Solution: A privilege separation system for large-TCB TEE applications.
- Partitions an enclave into multiple regions, and enforce per-region access rules;
- Partition at the granularity of individual in-enclave functions.
- Using Intel SGX for enclave, using Intel MPK for memory tagging.
- Protect internal libOS management data structures against tampering by application-level code.

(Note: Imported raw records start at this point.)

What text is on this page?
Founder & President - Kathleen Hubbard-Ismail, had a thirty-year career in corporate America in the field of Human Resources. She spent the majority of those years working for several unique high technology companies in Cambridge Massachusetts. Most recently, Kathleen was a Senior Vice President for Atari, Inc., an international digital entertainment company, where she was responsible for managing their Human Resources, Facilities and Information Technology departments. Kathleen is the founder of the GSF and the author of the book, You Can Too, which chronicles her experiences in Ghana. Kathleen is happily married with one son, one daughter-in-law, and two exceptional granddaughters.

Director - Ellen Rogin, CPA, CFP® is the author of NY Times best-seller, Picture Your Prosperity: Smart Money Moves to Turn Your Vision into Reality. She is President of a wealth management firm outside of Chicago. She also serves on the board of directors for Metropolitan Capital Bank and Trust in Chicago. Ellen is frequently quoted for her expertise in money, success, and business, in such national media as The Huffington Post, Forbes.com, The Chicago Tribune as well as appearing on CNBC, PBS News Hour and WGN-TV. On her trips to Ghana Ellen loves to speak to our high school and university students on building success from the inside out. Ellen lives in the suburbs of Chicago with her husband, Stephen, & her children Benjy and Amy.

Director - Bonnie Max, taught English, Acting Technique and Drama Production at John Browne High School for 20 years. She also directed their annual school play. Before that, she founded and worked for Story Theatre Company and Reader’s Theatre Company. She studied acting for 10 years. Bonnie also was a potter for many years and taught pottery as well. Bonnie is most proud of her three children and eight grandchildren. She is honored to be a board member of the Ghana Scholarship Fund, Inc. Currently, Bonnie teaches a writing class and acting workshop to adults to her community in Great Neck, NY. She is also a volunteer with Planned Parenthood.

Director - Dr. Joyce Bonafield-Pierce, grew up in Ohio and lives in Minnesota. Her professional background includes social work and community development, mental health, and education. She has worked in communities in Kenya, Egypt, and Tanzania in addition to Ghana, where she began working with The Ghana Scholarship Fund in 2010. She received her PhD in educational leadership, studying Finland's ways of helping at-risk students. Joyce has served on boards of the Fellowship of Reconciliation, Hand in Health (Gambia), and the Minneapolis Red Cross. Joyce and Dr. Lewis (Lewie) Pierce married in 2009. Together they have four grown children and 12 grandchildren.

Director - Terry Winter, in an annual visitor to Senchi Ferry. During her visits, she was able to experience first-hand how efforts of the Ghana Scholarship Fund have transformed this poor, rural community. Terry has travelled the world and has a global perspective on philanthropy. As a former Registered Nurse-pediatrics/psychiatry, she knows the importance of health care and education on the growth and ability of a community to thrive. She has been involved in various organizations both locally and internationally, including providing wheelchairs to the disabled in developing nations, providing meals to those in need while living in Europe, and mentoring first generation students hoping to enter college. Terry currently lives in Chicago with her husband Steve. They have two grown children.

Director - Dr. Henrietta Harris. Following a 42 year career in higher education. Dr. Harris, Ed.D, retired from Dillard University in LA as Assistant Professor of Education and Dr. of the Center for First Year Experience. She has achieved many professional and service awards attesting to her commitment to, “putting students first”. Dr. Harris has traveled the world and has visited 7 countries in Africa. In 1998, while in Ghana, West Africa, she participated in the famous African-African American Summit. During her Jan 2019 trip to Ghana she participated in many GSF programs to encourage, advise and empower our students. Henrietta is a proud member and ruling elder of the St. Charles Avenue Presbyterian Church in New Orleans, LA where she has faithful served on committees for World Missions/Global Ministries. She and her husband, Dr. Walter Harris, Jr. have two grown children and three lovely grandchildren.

- At every libOS system call, EnclaveDom then only grant access to those internal data structures which the syscall needs to perform its task.
Challenges:
- Privilege separation using enclave is hard to be made efficient; Partition an enclave is also not easy;
- EnclaveDom: do not split one enclave into two enclaves; but use MPX to control the access to different memory regions in a single enclave;
- Challenging to share sensitive data between regions with different privileges;
- EnclaveDom: use hardware-assisted memory tagging – assigning tags to enclave pages.
Key Techniques
- Combination of Intel SGX and Intel MPX.
Evaluation
Using Graphene-SGX library OS;
Microbenchmarks: LMBench.
Execution Performance on lat_syscall
benchmark.
Memory overhead.
Some thoughts
Can we do the same thing?
- Yes. we can do the same thing. seems straight forward to build this prototype.
Any questions?
- How about two functions occupy a same page but these two have different privilege?